LC Law students, Price and Bolte, surge to the semi-finals of the National Energy Law Moot Court competition
Lewis & Clark Law students, Meg Price (’22) and Chris Bolte (’21), advanced to the semi-finals of the National Energy & Sustainability Moot Court (Energy Law Moot Court) competition in spring 2021. The students won their places on the team through participation in the intra-class competition in the Environmental Law Advocacy course taught by Professor Craig Johnston. This was the first year of competition for Lewis & Clark students in the Energy Law Moot Court, and their success is a result of a strong work ethic and ability to work under pressure in addition to the limits imposed by the pandemic.
Price and Bolte stated that the Environmental Advocacy class had many strong competitors for spots on the Pace Environmental Moot Court last year, and Professor Johnston suggested that the two students compete in the Energy Law Moot Court. The competition is hosted by the West Virginia College of Law, and includes teams from more than 25 law schools. Neither student had a deep background in energy law, but committed to preparing a brief in response to a 29 page energy law hypothetical. Price focused on constitutional issues and Bolte took on the regulatory issues. With the brief due in February and the need to keep social distance due to the pandemic, the two exchanged draft briefs via google docs, and zoomed twice a day.
Once the brief was filed, Price and Bolte started a series of 30 plus practice rounds of oral argument. These practice rounds were overseen — and many were judged — by Professor Johnston and Denise Saunders, a former Assistant General Counsel at Portland General Electric. Other judges for the practice rounds included Lewis & Clark Law professors Melissa Powers, Dan Rohlf, John Parry, as well as a broad cast of supportive moot court alums and energy law practitioners. Collectively, all of these judges helped the team prepare through numerous practice rounds, all of which were virtual. The students took turns arguing various sides of the issues related to the hypothetical.

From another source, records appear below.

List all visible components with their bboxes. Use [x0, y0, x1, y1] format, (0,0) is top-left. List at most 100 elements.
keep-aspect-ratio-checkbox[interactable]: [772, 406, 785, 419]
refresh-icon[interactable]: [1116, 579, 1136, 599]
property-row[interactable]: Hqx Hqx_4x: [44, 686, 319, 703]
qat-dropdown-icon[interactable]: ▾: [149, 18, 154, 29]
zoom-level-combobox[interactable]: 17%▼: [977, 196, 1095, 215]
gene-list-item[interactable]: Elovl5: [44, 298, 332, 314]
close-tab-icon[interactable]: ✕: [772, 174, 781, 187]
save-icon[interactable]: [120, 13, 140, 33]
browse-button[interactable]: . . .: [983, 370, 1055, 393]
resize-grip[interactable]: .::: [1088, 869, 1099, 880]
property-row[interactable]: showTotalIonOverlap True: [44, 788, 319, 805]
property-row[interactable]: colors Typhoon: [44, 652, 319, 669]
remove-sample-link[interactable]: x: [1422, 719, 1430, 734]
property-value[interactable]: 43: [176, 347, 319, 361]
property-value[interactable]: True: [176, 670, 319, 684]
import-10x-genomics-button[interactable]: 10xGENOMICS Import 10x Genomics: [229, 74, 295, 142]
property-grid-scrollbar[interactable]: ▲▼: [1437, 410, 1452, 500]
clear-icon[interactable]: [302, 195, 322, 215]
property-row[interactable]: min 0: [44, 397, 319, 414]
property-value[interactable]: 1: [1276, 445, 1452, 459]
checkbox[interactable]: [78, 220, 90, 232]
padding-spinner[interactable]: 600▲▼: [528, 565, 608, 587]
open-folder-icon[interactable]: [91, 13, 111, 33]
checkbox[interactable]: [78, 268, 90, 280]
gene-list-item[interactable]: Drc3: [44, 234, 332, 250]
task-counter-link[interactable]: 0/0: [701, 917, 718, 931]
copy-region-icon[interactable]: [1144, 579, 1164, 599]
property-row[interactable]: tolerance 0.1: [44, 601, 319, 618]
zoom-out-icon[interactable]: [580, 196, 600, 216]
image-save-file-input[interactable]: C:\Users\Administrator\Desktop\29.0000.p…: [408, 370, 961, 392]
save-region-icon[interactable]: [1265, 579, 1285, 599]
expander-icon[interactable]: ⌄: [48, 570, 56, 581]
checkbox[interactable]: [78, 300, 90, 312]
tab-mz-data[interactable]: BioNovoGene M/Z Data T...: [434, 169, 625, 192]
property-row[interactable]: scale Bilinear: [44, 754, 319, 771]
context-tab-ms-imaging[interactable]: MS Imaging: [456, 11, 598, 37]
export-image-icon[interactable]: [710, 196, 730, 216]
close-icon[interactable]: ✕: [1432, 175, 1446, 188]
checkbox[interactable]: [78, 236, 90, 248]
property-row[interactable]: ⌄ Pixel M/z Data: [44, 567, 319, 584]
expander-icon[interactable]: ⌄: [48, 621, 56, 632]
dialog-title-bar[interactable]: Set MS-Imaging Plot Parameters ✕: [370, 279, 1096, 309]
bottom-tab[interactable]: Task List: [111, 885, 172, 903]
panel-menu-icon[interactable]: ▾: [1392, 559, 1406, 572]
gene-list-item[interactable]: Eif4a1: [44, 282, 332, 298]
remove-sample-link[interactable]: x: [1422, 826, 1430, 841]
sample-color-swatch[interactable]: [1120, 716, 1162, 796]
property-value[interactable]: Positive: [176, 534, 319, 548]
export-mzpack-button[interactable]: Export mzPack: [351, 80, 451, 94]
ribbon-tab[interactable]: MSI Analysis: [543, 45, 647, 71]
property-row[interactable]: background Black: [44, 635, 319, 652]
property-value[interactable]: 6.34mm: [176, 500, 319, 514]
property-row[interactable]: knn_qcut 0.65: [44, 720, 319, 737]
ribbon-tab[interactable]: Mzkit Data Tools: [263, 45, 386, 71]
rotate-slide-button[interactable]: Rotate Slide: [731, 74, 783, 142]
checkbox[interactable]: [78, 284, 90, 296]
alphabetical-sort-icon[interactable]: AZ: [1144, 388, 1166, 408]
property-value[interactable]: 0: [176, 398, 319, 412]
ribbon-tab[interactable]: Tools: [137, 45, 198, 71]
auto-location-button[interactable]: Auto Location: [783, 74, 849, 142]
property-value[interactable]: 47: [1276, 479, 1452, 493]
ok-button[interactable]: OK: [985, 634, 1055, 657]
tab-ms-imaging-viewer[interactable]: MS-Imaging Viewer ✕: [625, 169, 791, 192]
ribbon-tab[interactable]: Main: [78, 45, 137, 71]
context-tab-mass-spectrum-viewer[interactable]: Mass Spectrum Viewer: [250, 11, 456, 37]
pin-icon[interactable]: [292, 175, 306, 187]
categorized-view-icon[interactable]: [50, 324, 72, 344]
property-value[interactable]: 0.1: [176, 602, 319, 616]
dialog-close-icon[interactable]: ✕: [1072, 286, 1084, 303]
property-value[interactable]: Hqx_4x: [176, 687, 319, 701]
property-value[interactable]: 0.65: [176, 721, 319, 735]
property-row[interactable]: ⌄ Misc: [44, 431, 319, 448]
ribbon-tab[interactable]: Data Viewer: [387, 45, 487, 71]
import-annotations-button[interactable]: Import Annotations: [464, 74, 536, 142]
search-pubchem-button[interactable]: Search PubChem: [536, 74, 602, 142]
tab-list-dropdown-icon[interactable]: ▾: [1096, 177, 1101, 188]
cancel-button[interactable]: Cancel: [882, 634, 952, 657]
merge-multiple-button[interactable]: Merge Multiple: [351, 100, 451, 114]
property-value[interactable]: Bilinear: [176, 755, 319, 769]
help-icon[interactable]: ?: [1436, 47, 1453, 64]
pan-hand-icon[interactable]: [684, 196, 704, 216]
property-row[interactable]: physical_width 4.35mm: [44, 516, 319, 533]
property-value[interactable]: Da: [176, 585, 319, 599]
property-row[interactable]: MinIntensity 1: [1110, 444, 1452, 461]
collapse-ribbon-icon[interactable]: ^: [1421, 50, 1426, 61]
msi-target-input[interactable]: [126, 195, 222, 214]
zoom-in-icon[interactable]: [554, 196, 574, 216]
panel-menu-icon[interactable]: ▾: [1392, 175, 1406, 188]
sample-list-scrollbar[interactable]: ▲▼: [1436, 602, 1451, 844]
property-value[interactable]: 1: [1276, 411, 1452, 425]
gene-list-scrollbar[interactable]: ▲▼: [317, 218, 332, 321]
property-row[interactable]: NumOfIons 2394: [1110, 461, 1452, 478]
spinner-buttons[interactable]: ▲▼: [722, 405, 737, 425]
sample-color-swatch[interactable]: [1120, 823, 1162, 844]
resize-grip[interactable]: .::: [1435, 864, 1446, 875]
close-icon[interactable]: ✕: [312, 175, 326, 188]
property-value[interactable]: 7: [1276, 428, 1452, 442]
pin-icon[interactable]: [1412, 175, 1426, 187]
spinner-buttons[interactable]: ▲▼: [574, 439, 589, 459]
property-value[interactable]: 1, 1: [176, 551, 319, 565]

Price and Bolte – competing via zoom - advanced to the semi-final rounds and lost to the University of Utah team which ended up winning the competition. Both students said that the Environmental Advocacy class and the moot court competition were some of the most valuable experiences they had in law school. Bolte commented on the outpouring of support from the faculty: “Lewis & Clark Law School is a great community. We were supported from day 1 with time, energy, and thoughtful input.” Price summed it up: ”It was a privilege to work alongside such talented oral advocates and to watch our team excel throughout the process.”
Professor Johnston lauded both the team’s incredible commitment and the caliber of the West Virginia competition. “It wound up being a great experience for both Meg and Chris. That’s because of the spirit, effort, and talent that both of them brought to bear. It’s also due to the fact that the competition featured an outstanding problem and was administered very well.”